Despite the numerous assemblies and classes young people attend regarding safe sex, sexually transmitted diseases remain a growing problem in the Show-Me State.

Missouri’s STD rate ranked as one of the highest states across the nation. According to the Center for Disease Control, the state came in 11th for reported gonorrhea cases and 17th for chlamydia cases in 2011.

According to the Missouri Department of Health and Senior Services, over 7,800 cases of gonorrhea were reported in 2011, a number that has steadily increased since 2009. Of the reported cases of gonorrhea in 2011, over 4,000 came from people between 15 and 24 years old.

According to the CDC, many men and women experience little to no symptoms, which means multiple cases remain untreated.
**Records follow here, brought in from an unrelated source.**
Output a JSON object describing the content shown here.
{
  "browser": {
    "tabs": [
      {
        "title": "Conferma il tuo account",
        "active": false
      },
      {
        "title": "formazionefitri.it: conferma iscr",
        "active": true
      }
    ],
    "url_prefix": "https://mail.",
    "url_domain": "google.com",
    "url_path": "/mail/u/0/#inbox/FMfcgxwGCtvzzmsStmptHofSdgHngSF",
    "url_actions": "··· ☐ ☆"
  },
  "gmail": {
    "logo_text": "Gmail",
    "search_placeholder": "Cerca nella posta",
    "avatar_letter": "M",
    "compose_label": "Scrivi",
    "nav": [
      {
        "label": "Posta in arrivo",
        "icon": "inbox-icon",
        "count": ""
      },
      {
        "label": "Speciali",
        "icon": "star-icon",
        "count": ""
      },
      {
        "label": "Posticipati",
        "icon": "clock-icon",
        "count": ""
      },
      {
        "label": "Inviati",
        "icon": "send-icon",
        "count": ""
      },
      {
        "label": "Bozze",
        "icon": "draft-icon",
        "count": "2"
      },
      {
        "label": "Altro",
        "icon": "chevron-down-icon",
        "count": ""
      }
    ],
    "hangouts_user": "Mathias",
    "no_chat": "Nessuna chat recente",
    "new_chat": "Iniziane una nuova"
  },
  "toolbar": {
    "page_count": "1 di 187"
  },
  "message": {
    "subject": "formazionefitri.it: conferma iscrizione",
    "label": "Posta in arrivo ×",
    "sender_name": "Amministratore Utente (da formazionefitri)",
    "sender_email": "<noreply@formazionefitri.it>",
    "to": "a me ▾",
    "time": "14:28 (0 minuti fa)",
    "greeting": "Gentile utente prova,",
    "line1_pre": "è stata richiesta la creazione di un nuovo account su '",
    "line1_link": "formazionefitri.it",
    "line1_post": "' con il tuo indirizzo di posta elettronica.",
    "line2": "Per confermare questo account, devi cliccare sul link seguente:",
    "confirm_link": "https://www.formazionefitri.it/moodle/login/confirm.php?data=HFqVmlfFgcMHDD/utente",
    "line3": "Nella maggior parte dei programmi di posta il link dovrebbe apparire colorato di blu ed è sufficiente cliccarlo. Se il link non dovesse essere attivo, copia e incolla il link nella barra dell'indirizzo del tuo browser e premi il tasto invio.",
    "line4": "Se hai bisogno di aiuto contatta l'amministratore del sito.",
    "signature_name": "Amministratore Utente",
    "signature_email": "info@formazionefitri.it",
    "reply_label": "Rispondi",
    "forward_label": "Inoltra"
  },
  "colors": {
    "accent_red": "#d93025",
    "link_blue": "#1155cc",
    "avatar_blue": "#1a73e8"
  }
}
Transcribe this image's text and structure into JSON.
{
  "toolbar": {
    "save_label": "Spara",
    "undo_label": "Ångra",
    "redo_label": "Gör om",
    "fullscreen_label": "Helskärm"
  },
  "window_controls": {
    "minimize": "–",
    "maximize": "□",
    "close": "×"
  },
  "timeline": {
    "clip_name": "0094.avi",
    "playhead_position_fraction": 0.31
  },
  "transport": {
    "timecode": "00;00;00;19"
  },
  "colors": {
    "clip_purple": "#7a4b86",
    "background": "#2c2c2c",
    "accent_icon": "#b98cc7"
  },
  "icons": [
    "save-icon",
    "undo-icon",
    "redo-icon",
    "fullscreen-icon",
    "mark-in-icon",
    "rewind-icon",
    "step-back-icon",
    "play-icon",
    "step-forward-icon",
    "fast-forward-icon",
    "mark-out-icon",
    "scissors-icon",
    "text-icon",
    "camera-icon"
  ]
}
Gonorrhea can result in serious and permanent health problems, including the inability to reproduce.

“The younger generation likes to play with fire, and when it comes to sex, sometimes they get burned,” senior Colby Morris said.

Chlamydia cases also steadily increased over the past six years. In 2011, there were over 27,800 cases reported in Missouri, with over half coming from the 15-24 age demographic.
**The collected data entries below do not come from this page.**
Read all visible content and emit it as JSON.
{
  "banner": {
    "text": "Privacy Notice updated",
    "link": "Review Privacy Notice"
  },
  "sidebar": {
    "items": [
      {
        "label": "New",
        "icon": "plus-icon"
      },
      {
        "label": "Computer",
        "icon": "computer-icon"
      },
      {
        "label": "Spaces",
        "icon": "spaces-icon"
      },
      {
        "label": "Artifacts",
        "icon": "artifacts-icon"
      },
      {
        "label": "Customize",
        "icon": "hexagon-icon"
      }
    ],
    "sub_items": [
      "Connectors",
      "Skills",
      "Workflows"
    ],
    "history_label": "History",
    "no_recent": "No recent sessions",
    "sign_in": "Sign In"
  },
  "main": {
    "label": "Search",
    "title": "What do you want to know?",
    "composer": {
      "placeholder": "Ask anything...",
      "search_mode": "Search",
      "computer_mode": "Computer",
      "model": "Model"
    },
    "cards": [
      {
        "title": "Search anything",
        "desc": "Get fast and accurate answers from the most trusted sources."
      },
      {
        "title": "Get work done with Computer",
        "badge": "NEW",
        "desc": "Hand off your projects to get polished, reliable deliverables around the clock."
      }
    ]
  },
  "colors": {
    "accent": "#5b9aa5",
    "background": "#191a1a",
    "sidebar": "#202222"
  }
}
“It’s obvious that there are a lot of unsafe sex practices going on that have put many young people at risk,” said Judy Freuh, Wellness Center clinic supervisor.

While the state produces high numbers, most cases come from metropolitan areas like Kansas City and St. Louis. According to the Missouri State Health Department, 74 percent of all gonorrhea cases came from Jackson and St. Louis Counties.

Rural areas, such as many of the counties that make up the Northwest region of the Missouri report lower statistics. Nodaway County only reported 81 cases of chlamydia and 4 cases of gonorrhea in 2012.

Along with 29 other states, Missouri has emphasized abstinence above all else in sex education classes.

“I think selective partnership and safe sex practice should be emphasized rather than abstinence because it has been proven that teaching every kid that they must wait until marriage has not worked,” sophomore Ben Louchios said.

A 2007 study by the Sexuality Information and Education Council of the United States concluded that STD rates were often higher in states that had an abstinence-only sex education policy.

“Abstinence is the best policy; however, safe sex practices need to be taught,” Freuh said.

The CDC outlined a few practices that have been successful in reducing sexual risk behaviors. These practices include a delay in people’s first sexual encounter, a decline in the number of sex partners and an increase in condom or contraceptive use.

“Here at Northwest, we give students access to free condoms from the Wellness Center and provide the campus with free sex education programs,” Freuh said.

Students can receive STD and HIV testing at the Wellness Center.